Hopkins (2000, cap.4, p.39-53), ao analisar a sobrecarga dos alarmes sobre os operadores da planta de gás da Esso em Longford, Austrália, explica que um operador tinha que lidar em média com um número de 3 a 4.000 sinais, disparando de diferentes modos, durante uma jornada de trabalho. Destaca o autor, que durante a análise de um incidente conduzido por uma equipe da Esso envolvendo problemas de alarme, os investigadores chegaram a contar que durante um turno de 12 horas um operador recebeu 8.500 sinais, ou seja, 12 alarmes sinalizando a cada 60 segundos!

Como esperar uma tomada de decisão sempre correta pelo operador que não conduza a erro em circunstâncias similares como essa apresentada por Hopkins?

Durante a execução de suas tarefas o trabalhador vai desenvolvendo comportamentos úteis que se tornam hábitos, os quais o ajudam na conservação do esforço mental pela eliminação da área do pensamento consciente daqueles aspectos da situação que são, por natureza, repetitivos.

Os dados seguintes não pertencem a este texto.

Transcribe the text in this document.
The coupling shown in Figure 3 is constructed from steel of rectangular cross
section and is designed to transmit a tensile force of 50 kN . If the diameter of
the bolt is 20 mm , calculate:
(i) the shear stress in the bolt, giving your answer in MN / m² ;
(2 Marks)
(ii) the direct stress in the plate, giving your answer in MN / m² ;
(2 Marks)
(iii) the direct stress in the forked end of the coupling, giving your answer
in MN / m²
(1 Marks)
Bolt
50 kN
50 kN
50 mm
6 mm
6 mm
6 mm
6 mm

O hábito desempenha para Simon (1965) uma função imprescindível no comportamento planejado. É ele que permite que se tenha frente a estímulos ou situações similares, a resposta ou reação, sem que se necessite voltar a pensar de maneira consciente na

decisão capaz de produzir a resposta adequada. Destaca ainda o autor que o hábito não deve ser encarado como um elemento puramente passivo do comportamento (tanto do individuo, como da organização), pois uma vez formado, a simples presença do estímulo tende a ativar o comportamento habitual, sem outro pensamento consciente.

Assim, é na habitualidade que o trabalhador pratica a maioria de suas tarefas sendo a tomada de decisão um processo rotineiro e automático alinhado às suas habilidades pessoais e às demandas organizacionais. Se, em determinado momento, é necessária a atenção consciente, a fim de impedir que uma reação ocorra pela mudança nas condições ambientais, o conflito pode surgir instantaneamente e retardar a decisão pelos envolvidos conduzindo a erros que acabam em acidentes. Quando a análise dos erros centra-se apenas no comportamento do trabalhador torna-se freqüentemente equivocada pela culpabilidade de um raciocínio linear, o qual conduz a uma via de direção única na seqüência de causa e efeito, ao passo que na realidade estamos lidando com um ciclo de causa e efeito que está interagindo mutuamente dentro dos diversos estratos organizacionais. Razão que leva Katz e Kahn (1970, p.329) a afirmar que “tendemos a ser animistas e atribuir causas a agentes pessoais. Tendemos a aceitar o evento excitante como causa principal”.